In this form the second element of the derivative backing array is used to store/represent the derivative of the second element of the original backing array, in other words the derivative at index 10.
A caveat here (discussed in our FAQs here: Home · Enzyme.jl) is that this correctly zero’d initializer is not the default produced by sparse(0). Instead we provide and generally recommend using Enzyme.make_zero
which recursively goes through your data structure to generate the shadows of the correct structure (and in this case would make a new backing array). Again the make_zero function is not special cased to sparsity at all, but just comes out as a result.
Internally, when differentiating a function this is the type of data structure that Enzyme builds and uses to represent variables. It is at the julia level that there’s a bit of a sharp edge.
@stevengj in your example f(A(x))
where A returns a sparse data structure. Enzyme’s differentiable version of A that it generates would create both the backing/index arrays for the original result A, as well as the equal sized backing/index arrays for the derivative.
For any program which generates sparse data structures internally, this will always give you the answer you expect – and with the corresponding memory requirements outlined above.
The added caveat, however, is if you want to differentiate a top level function that takes in a sparse array. For example consider the sum
function over all elements. While in one semantic meaning it is meant to represent summing up all elements of the virtual sparse array, in a more literal sense the sum will only add elements 3 and 10 of the input sparse array – the only two nonzero elements – or equivalently the sum of the whole backing array. Correspondingly Enzyme will update the sparse shadow data structure to mark both elements 3 and 10 as having a derivative of 1 (or more literally set all the elements of the backing array to derivative 1). These are the only variables that Enzyme needs to update, since quite literarily they are the only variables read (and thus have a non-zero derivative). This is why this memory-safe representation composes within Enzyme.
If the name we gave to this data structure wasn’t “SparseArray” but instead “MyStruct” this is precisely the answer we would have desired. However, since the sparse array printer would otherwise print zeros for elements outside of the sparse backing array, this isn’t what one would expect. Making a nicer user conversion from Enzyme’s form of differential data structures, to the more natural “Julian” form where there is a semantic mismatch between what Julia intends a data structure to mean by name, and what is implemented is going on here (Supporting covariant derivatives · Issue #1334 · EnzymeAD/Enzyme.jl · GitHub).

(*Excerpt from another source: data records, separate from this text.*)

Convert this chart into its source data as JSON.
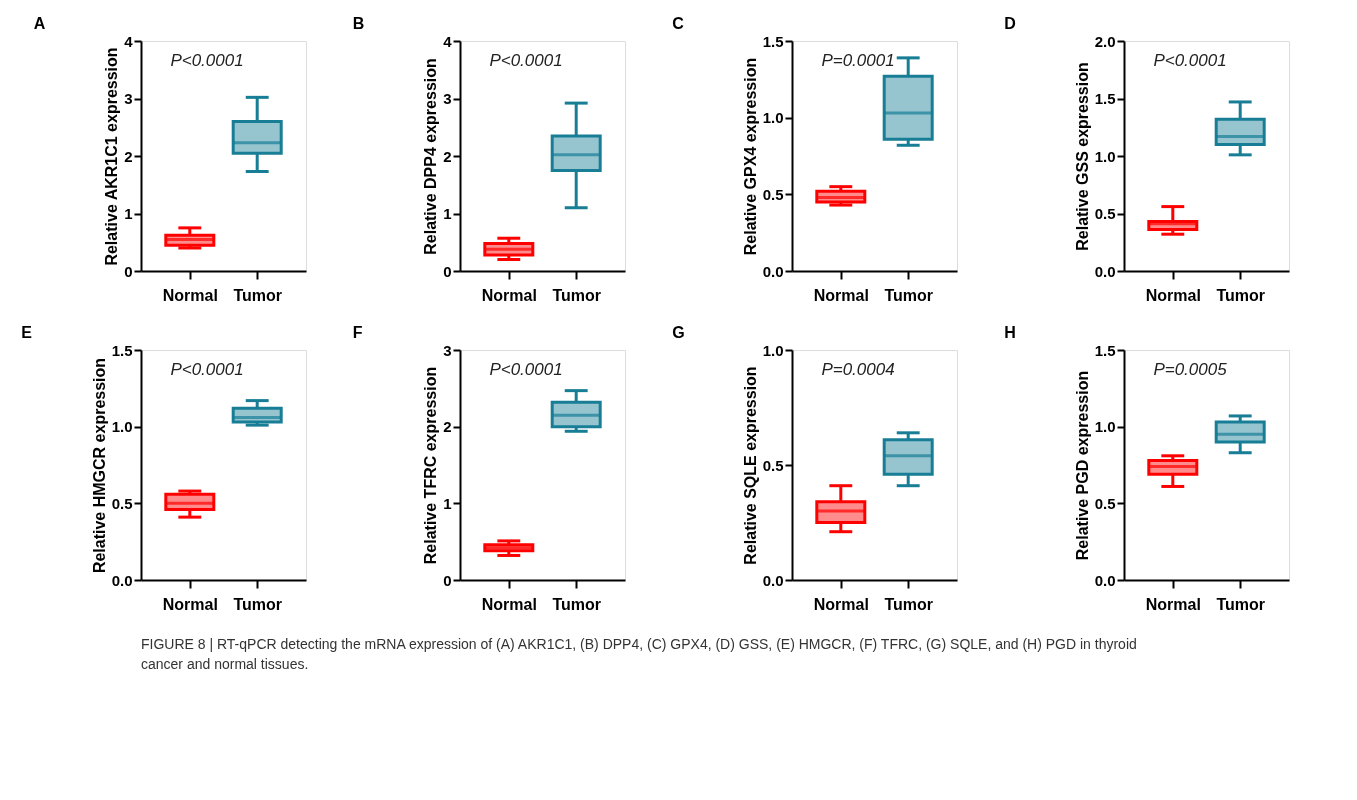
{
  "chart_data": [
    {
      "type": "box",
      "title": "A",
      "ylabel": "Relative AKR1C1 expression",
      "categories": [
        "Normal",
        "Tumor"
      ],
      "colors": [
        "#ff0000",
        "#177e96"
      ],
      "ylim": [
        0,
        4
      ],
      "yticks": [
        0,
        1,
        2,
        3,
        4
      ],
      "grid": false,
      "annotations": [
        "P<0.0001"
      ],
      "boxes": [
        {
          "low": 0.4,
          "q1": 0.45,
          "median": 0.55,
          "q3": 0.62,
          "high": 0.75
        },
        {
          "low": 1.73,
          "q1": 2.05,
          "median": 2.23,
          "q3": 2.6,
          "high": 3.02
        }
      ]
    },
    {
      "type": "box",
      "title": "B",
      "ylabel": "Relative DPP4 expression",
      "categories": [
        "Normal",
        "Tumor"
      ],
      "colors": [
        "#ff0000",
        "#177e96"
      ],
      "ylim": [
        0,
        4
      ],
      "yticks": [
        0,
        1,
        2,
        3,
        4
      ],
      "grid": false,
      "annotations": [
        "P<0.0001"
      ],
      "boxes": [
        {
          "low": 0.2,
          "q1": 0.28,
          "median": 0.38,
          "q3": 0.48,
          "high": 0.57
        },
        {
          "low": 1.1,
          "q1": 1.75,
          "median": 2.02,
          "q3": 2.35,
          "high": 2.92
        }
      ]
    },
    {
      "type": "box",
      "title": "C",
      "ylabel": "Relative GPX4 expression",
      "categories": [
        "Normal",
        "Tumor"
      ],
      "colors": [
        "#ff0000",
        "#177e96"
      ],
      "ylim": [
        0,
        1.5
      ],
      "yticks": [
        {
          "value": 0,
          "label": "0.0"
        },
        0.5,
        {
          "value": 1,
          "label": "1.0"
        },
        1.5
      ],
      "grid": false,
      "annotations": [
        "P=0.0001"
      ],
      "boxes": [
        {
          "low": 0.43,
          "q1": 0.45,
          "median": 0.48,
          "q3": 0.52,
          "high": 0.55
        },
        {
          "low": 0.82,
          "q1": 0.86,
          "median": 1.03,
          "q3": 1.27,
          "high": 1.39
        }
      ]
    },
    {
      "type": "box",
      "title": "D",
      "ylabel": "Relative GSS expression",
      "categories": [
        "Normal",
        "Tumor"
      ],
      "colors": [
        "#ff0000",
        "#177e96"
      ],
      "ylim": [
        0,
        2
      ],
      "yticks": [
        {
          "value": 0,
          "label": "0.0"
        },
        0.5,
        {
          "value": 1,
          "label": "1.0"
        },
        1.5,
        {
          "value": 2,
          "label": "2.0"
        }
      ],
      "grid": false,
      "annotations": [
        "P<0.0001"
      ],
      "boxes": [
        {
          "low": 0.32,
          "q1": 0.36,
          "median": 0.41,
          "q3": 0.43,
          "high": 0.56
        },
        {
          "low": 1.01,
          "q1": 1.1,
          "median": 1.17,
          "q3": 1.32,
          "high": 1.47
        }
      ]
    },
    {
      "type": "box",
      "title": "E",
      "ylabel": "Relative HMGCR expression",
      "categories": [
        "Normal",
        "Tumor"
      ],
      "colors": [
        "#ff0000",
        "#177e96"
      ],
      "ylim": [
        0,
        1.5
      ],
      "yticks": [
        {
          "value": 0,
          "label": "0.0"
        },
        0.5,
        {
          "value": 1,
          "label": "1.0"
        },
        1.5
      ],
      "grid": false,
      "annotations": [
        "P<0.0001"
      ],
      "boxes": [
        {
          "low": 0.41,
          "q1": 0.46,
          "median": 0.5,
          "q3": 0.56,
          "high": 0.58
        },
        {
          "low": 1.01,
          "q1": 1.03,
          "median": 1.06,
          "q3": 1.12,
          "high": 1.17
        }
      ]
    },
    {
      "type": "box",
      "title": "F",
      "ylabel": "Relative TFRC expression",
      "categories": [
        "Normal",
        "Tumor"
      ],
      "colors": [
        "#ff0000",
        "#177e96"
      ],
      "ylim": [
        0,
        3
      ],
      "yticks": [
        0,
        1,
        2,
        3
      ],
      "grid": false,
      "annotations": [
        "P<0.0001"
      ],
      "boxes": [
        {
          "low": 0.32,
          "q1": 0.38,
          "median": 0.42,
          "q3": 0.46,
          "high": 0.51
        },
        {
          "low": 1.94,
          "q1": 2.0,
          "median": 2.15,
          "q3": 2.32,
          "high": 2.47
        }
      ]
    },
    {
      "type": "box",
      "title": "G",
      "ylabel": "Relative SQLE expression",
      "categories": [
        "Normal",
        "Tumor"
      ],
      "colors": [
        "#ff0000",
        "#177e96"
      ],
      "ylim": [
        0,
        1
      ],
      "yticks": [
        {
          "value": 0,
          "label": "0.0"
        },
        0.5,
        {
          "value": 1,
          "label": "1.0"
        }
      ],
      "grid": false,
      "annotations": [
        "P=0.0004"
      ],
      "boxes": [
        {
          "low": 0.21,
          "q1": 0.25,
          "median": 0.3,
          "q3": 0.34,
          "high": 0.41
        },
        {
          "low": 0.41,
          "q1": 0.46,
          "median": 0.54,
          "q3": 0.61,
          "high": 0.64
        }
      ]
    },
    {
      "type": "box",
      "title": "H",
      "ylabel": "Relative PGD expression",
      "categories": [
        "Normal",
        "Tumor"
      ],
      "colors": [
        "#ff0000",
        "#177e96"
      ],
      "ylim": [
        0,
        1.5
      ],
      "yticks": [
        {
          "value": 0,
          "label": "0.0"
        },
        0.5,
        {
          "value": 1,
          "label": "1.0"
        },
        1.5
      ],
      "grid": false,
      "annotations": [
        "P=0.0005",
        "FIGURE 8 | RT-qPCR detecting the mRNA expression of (A) AKR1C1, (B) DPP4, (C) GPX4, (D) GSS, (E) HMGCR, (F) TFRC, (G) SQLE, and (H) PGD in thyroid cancer and normal tissues."
      ],
      "boxes": [
        {
          "low": 0.61,
          "q1": 0.69,
          "median": 0.74,
          "q3": 0.78,
          "high": 0.81
        },
        {
          "low": 0.83,
          "q1": 0.9,
          "median": 0.95,
          "q3": 1.03,
          "high": 1.07
        }
      ]
    }
  ]
}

The benefit of this representation, however, is that all of our rules compose correctly (e.g. how you got the correct answer for f(A(x))

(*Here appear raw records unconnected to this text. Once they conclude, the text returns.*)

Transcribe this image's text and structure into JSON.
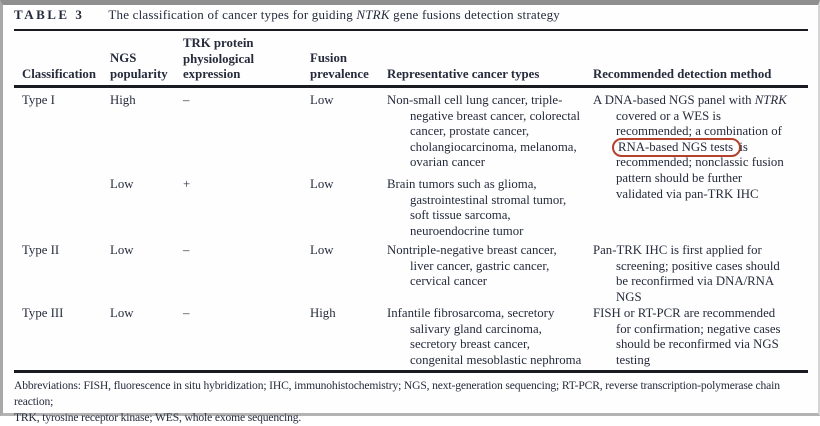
{
  "title": {
    "label": "TABLE 3",
    "caption_before_gene": "The classification of cancer types for guiding ",
    "gene": "NTRK",
    "caption_after_gene": " gene fusions detection strategy"
  },
  "table": {
    "headers": [
      "Classification",
      "NGS\npopularity",
      "TRK protein\nphysiological\nexpression",
      "Fusion\nprevalence",
      "Representative cancer types",
      "Recommended detection method"
    ],
    "rows": [
      {
        "classification": "Type I",
        "ngs_popularity": "High",
        "trk_expression": "–",
        "fusion_prevalence": "Low",
        "cancer_types": "Non-small cell lung cancer, triple-\nnegative breast cancer, colorectal\ncancer, prostate cancer,\ncholangiocarcinoma, melanoma,\novarian cancer",
        "method_segments": {
          "before_gene": "A DNA-based NGS panel with ",
          "gene": "NTRK",
          "after_gene": "\ncovered or a WES is\nrecommended; a combination of\n",
          "circled": "RNA-based NGS tests",
          "after_circled": " is\nrecommended; nonclassic fusion\npattern should be further\nvalidated via pan-TRK IHC"
        }
      },
      {
        "classification": "",
        "ngs_popularity": "Low",
        "trk_expression": "+",
        "fusion_prevalence": "Low",
        "cancer_types": "Brain tumors such as glioma,\ngastrointestinal stromal tumor,\nsoft tissue sarcoma,\nneuroendocrine tumor",
        "method": ""
      },
      {
        "classification": "Type II",
        "ngs_popularity": "Low",
        "trk_expression": "–",
        "fusion_prevalence": "Low",
        "cancer_types": "Nontriple-negative breast cancer,\nliver cancer, gastric cancer,\ncervical cancer",
        "method": "Pan-TRK IHC is first applied for\nscreening; positive cases should\nbe reconfirmed via DNA/RNA\nNGS"
      },
      {
        "classification": "Type III",
        "ngs_popularity": "Low",
        "trk_expression": "–",
        "fusion_prevalence": "High",
        "cancer_types": "Infantile fibrosarcoma, secretory\nsalivary gland carcinoma,\nsecretory breast cancer,\ncongenital mesoblastic nephroma",
        "method": "FISH or RT-PCR are recommended\nfor confirmation; negative cases\nshould be reconfirmed via NGS\ntesting"
      }
    ]
  },
  "annotation": {
    "highlight_color": "#b5402c"
  },
  "footer": {
    "abbreviations": "Abbreviations: FISH, fluorescence in situ hybridization; IHC, immunohistochemistry; NGS, next-generation sequencing; RT-PCR, reverse transcription-polymerase chain reaction;\nTRK, tyrosine receptor kinase; WES, whole exome sequencing."
  }
}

, without the need to special case any sparse code, and with the same memory/performance expectations as the original code.

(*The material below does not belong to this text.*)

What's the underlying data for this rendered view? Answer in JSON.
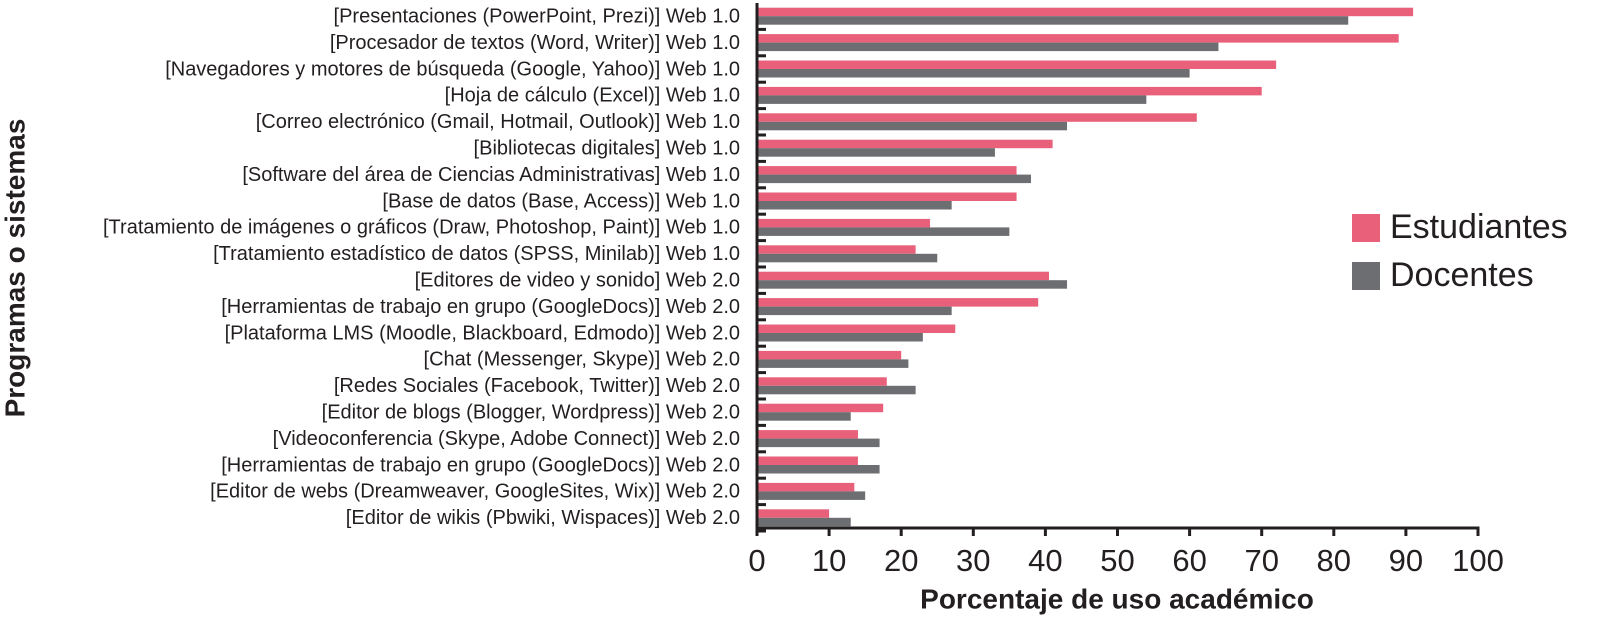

Another quick caveat: like Chris said, if Julia calls an external library like SuiteSparse that we don’t have a derivative for, Enzyme will throw a “no derivative found” error for that function. This is easily resolvable by writing a custom rule or internal Enzyme support for whatever function arises. This is admittedly limited on SuiteSparse at the moment as we’ve been focusing on other areas of expanding the scope of Enzyme.jl’s julia language support (moreso on type unstable code), but all contributions very welcome.